AI Progress Accelerates: Metrics for Self-Improving R&D

Capabilities Surge Past Forecasts, Signaling Economic Boom

AI agents now handle 12-hour software tasks reliably per METR benchmarks on Opus 4.6, beating Ajeya Cotra's January prediction of 24 hours by end-2026. At current pace, expect over 100-hour horizons by year-end, potentially dissolving the 'time horizon' concept for week-long work. Cotra notes her timelines were too conservative, with agents unlikely to struggle at 24-hour tasks after 10 more months of progress. This aligns with broader signals of rapid AI advancement colonizing economic activity via software explosions.

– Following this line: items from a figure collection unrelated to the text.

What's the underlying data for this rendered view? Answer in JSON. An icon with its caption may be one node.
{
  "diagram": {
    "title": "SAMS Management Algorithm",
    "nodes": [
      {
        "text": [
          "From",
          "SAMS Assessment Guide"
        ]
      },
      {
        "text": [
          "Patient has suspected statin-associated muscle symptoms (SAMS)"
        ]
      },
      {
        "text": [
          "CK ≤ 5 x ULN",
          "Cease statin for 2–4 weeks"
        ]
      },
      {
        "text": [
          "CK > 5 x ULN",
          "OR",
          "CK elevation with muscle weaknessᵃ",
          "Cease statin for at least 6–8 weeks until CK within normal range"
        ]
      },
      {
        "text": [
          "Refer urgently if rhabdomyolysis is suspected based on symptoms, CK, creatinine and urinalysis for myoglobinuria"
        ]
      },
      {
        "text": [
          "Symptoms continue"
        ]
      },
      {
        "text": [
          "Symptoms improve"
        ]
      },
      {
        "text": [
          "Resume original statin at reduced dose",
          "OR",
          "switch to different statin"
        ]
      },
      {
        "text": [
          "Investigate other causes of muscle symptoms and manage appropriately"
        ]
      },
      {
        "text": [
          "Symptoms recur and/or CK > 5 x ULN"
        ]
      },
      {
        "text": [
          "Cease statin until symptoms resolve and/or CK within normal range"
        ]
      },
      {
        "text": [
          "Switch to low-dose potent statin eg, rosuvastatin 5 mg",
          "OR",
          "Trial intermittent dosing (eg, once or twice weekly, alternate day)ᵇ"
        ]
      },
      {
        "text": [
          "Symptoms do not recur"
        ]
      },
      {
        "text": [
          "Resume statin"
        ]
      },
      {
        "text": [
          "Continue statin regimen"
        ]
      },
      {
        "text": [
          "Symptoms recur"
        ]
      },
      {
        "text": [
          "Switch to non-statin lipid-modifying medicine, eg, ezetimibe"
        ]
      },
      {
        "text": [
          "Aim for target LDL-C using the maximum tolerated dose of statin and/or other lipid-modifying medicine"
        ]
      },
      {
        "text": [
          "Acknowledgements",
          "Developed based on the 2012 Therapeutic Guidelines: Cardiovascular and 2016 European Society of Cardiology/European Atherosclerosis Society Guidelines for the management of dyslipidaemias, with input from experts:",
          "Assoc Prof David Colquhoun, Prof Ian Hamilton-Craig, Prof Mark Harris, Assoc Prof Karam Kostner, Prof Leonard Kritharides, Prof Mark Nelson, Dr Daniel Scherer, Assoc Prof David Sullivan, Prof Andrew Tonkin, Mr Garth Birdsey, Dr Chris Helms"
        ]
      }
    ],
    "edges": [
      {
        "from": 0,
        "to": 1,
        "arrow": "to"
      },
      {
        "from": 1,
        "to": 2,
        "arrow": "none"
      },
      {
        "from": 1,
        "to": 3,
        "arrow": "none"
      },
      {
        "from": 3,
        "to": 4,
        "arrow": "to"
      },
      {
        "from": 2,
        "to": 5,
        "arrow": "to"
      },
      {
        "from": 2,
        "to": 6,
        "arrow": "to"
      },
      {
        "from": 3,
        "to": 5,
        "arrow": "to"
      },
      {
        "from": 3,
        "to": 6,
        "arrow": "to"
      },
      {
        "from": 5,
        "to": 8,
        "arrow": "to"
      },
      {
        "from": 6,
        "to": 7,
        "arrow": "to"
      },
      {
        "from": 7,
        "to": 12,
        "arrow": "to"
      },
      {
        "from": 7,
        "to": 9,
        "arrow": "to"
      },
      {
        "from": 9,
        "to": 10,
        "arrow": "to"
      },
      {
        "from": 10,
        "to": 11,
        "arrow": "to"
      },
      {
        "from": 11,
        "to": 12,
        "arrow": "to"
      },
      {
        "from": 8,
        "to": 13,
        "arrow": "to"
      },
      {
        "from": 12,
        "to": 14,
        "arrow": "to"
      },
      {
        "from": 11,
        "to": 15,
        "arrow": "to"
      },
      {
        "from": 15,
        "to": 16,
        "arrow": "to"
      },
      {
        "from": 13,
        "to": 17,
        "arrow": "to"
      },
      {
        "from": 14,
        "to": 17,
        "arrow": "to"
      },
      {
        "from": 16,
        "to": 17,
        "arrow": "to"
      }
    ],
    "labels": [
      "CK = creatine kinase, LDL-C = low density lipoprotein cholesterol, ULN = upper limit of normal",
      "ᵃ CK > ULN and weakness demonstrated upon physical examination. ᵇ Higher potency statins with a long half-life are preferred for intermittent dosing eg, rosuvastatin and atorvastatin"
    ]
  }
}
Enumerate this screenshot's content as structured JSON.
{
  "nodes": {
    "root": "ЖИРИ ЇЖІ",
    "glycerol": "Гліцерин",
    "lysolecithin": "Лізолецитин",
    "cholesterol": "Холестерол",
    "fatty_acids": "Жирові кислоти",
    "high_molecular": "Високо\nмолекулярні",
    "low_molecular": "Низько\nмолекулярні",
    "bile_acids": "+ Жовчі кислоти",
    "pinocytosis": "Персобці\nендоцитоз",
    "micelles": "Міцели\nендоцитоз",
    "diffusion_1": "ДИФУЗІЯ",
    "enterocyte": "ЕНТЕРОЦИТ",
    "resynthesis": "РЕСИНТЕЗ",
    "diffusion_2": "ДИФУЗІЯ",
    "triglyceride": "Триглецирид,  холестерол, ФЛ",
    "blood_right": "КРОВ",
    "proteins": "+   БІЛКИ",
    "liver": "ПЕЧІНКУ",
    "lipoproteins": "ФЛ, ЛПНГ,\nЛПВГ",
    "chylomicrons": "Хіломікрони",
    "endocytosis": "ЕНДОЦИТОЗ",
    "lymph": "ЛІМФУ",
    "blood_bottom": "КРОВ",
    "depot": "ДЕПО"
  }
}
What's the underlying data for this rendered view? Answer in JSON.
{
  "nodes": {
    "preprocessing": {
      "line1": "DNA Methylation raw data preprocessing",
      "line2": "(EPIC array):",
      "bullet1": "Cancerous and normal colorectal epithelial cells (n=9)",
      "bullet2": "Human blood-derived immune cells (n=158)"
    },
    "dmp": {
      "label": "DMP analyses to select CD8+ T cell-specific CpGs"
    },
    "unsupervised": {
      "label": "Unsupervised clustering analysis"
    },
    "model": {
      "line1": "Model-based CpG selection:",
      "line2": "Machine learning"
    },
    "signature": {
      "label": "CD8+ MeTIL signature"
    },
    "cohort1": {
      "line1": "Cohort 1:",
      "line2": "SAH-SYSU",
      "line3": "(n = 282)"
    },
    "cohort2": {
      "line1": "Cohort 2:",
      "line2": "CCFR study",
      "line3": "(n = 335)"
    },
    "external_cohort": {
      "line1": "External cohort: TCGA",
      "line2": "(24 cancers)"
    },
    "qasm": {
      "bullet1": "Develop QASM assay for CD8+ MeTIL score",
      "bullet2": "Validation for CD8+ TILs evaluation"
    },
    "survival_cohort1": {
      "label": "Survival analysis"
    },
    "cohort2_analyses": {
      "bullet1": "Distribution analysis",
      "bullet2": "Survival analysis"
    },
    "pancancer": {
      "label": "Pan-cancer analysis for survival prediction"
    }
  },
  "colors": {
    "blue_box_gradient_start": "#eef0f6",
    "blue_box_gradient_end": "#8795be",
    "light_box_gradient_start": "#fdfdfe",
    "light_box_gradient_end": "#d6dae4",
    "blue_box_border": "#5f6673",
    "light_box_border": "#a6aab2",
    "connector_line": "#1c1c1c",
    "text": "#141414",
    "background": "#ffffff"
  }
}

14 Metrics Track AI R&D Automation and Oversight Risks

To detect AI building AI (AIRDA, prerequisite for recursive self-improvement), measure these 14 indicators:

AI performance on AI R&D tasks.
AI vs. human/human-AI teams on AI R&D.
Oversight red teaming effectiveness.
Misalignment in AIRDA systems.
Efficiency gains on AI R&D tasks.
Staff surveys on AI productivity impact.
AI use in high-stakes decisions.
AI researchers' time allocation.
Oversight meta-effectiveness (e.g., bugs reaching production).
AI goal subversions.
AI researcher headcount and performance.
Compute distribution in AI R&D.
Compute as share of AI R&D spend.
AI system permissions over time.

Companies should track safety vs. capabilities progress, AI's oversight effects, and actual AIRDA extent via proxies like kernel/model training tests or staff studies. Governments need confidential aggregate reporting; third parties can estimate from public data (e.g., Epoch/SemiAnalysis compute tracking), build tools/surveys. Strong oversight requires understanding processes and controlling outputs to avert rushed destructive capabilities like WMDs or mass unemployment.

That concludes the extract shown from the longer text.